STAP現象「再現できていない」 理研の検証実験難航 小保方氏は「予備実験中」
理研が「STAP細胞」再現実験の中間報告を行った。STAP現象の再現は今のところ確認できていないという。
理化学研究所は8月27日、「STAP現象」再現実験の中間報告を発表した。撤回した論文の手順通りに細胞を弱塩酸で刺激して万能性を得ようとしたが、再現は難航しているという。また、小保方晴子氏単独の再現実験はまだ予備実験の段階で、本格的な実験は始まっていないという。
理研CDBの丹羽仁史プロジェクトリーダーによると、理研は特定の系統(C57BL/6)のマウスの脾臓細胞を、撤回した論文のプロトコルに従って弱塩酸で刺激して培養し、万能性の証拠となる緑色の蛍光があるか確認する実験を22回行ったという。
その結果、緑色の蛍光はみられたものの、細胞が死滅するときの「自家蛍光」の可能性が高く、万能性の証拠とは言い切れなかったという。「C57BL/6の脾臓からSTAP細胞はできないことが分かった」と丹羽氏は話し、STAP現象の再現は「手ごわい」と吐露する。
実験結果はマウスの遺伝的背景によって左右されるとみており、理研は今後、「F1」「129」などほかの系統のマウスでも再現実験を行う計画。脾臓だけでなく、肝臓や心臓の細胞でも試すほか、酸による刺激だけでなく、細い管を通す方法などさまざまな方法を試し、STAP現象の有無を検証する。

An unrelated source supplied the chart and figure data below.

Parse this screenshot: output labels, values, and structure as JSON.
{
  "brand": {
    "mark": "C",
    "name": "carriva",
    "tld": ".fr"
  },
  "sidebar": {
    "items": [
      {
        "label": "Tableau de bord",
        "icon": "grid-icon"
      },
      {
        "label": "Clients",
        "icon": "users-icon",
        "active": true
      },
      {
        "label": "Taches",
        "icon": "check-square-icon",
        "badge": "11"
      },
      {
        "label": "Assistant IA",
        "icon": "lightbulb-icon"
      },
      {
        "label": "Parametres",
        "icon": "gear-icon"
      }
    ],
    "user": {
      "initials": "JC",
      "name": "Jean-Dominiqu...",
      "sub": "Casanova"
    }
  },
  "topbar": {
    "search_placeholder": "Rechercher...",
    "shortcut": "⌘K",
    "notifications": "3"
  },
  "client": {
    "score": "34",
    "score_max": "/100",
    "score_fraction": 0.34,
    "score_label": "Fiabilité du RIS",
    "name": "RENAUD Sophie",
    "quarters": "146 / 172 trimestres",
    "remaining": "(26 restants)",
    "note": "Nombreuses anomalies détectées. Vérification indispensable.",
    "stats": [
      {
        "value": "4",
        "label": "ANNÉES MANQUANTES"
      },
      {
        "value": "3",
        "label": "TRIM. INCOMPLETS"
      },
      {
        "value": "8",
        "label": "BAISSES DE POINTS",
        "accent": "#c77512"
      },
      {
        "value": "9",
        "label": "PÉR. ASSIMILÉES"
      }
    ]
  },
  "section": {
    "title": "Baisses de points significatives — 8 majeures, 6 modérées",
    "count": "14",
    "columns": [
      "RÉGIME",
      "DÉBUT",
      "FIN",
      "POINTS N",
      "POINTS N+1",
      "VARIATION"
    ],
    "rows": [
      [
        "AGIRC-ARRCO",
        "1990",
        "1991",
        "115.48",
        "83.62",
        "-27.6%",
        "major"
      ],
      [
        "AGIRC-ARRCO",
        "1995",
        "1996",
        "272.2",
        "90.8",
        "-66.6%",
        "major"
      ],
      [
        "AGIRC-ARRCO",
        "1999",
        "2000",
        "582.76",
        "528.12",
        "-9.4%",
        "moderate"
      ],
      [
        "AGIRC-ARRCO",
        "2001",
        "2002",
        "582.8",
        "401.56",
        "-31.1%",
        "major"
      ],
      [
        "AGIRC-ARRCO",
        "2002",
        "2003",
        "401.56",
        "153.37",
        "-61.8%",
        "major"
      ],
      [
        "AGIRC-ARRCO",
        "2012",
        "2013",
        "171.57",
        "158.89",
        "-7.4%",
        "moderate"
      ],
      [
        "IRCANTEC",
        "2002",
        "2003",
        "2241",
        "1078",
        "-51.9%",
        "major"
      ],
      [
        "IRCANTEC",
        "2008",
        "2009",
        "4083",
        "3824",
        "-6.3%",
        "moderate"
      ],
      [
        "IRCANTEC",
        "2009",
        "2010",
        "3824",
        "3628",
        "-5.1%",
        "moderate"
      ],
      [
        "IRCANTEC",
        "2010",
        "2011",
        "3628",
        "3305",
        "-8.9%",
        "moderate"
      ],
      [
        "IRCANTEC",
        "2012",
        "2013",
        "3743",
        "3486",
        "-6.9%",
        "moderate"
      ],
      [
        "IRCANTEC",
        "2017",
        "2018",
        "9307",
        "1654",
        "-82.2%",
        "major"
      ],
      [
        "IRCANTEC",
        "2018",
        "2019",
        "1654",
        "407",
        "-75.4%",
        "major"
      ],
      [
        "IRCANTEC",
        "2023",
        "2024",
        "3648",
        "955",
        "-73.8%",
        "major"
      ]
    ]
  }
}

小保方氏は7月から、理研の実験とは別に、単独の予備実験をスタートしている。検証実験を統括する理研CDBの相澤慎一特別顧問によると、予備実験は「第三者の立ち会いのもとで行われた実験ではなく、あくまでコンディショニング」であるため、実験結果は公表できないという。本格的な実験は、「早急に始められる準備ができている」(相澤氏)としている。

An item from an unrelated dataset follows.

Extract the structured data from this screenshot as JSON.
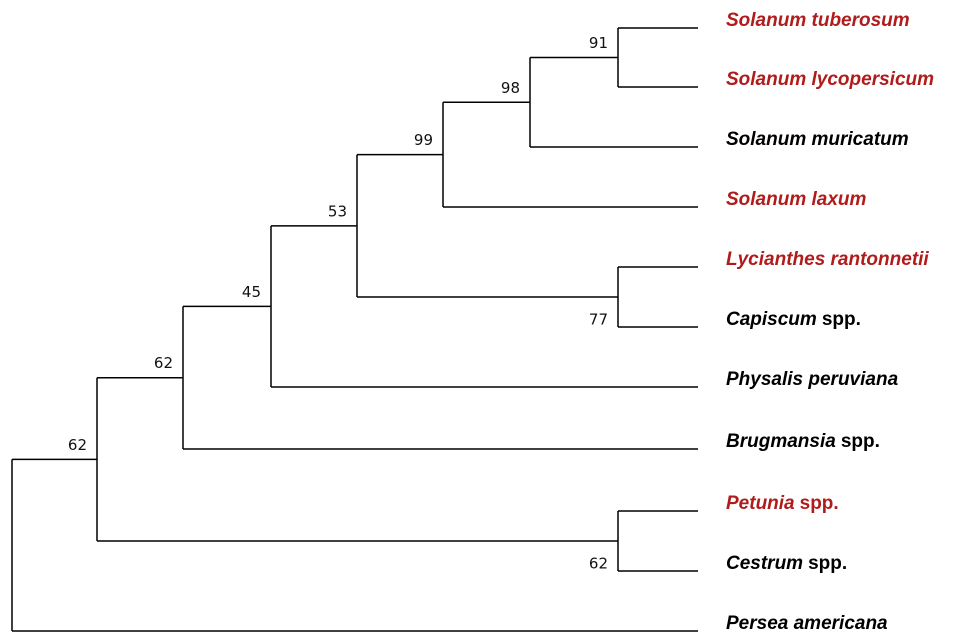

これまでの検証実験では、予算1300万円のうち700万円を使ったという。小保方氏の実験は11月末、理研の再現実験は来年3月末で終了する予定。笹井芳樹副センター長が死去した影響で検証実験が長引くことも懸念されていたが、予定に変更はないという。11月末には再び中間報告を行う計画で、小保方氏の報告会見への参加も検討するとしている。
相澤氏は「理研が再現実験を行うことに疑義が持たれていることや、検証する意味はないという意見も十分認識している。小保方氏の参加についての疑義も承知しているが、小保方氏の参加を得て、最終的な決着を付ける道を選んだ。問題の全貌解明にも検証実験は必須と考えている」と、実験への理解を求めた。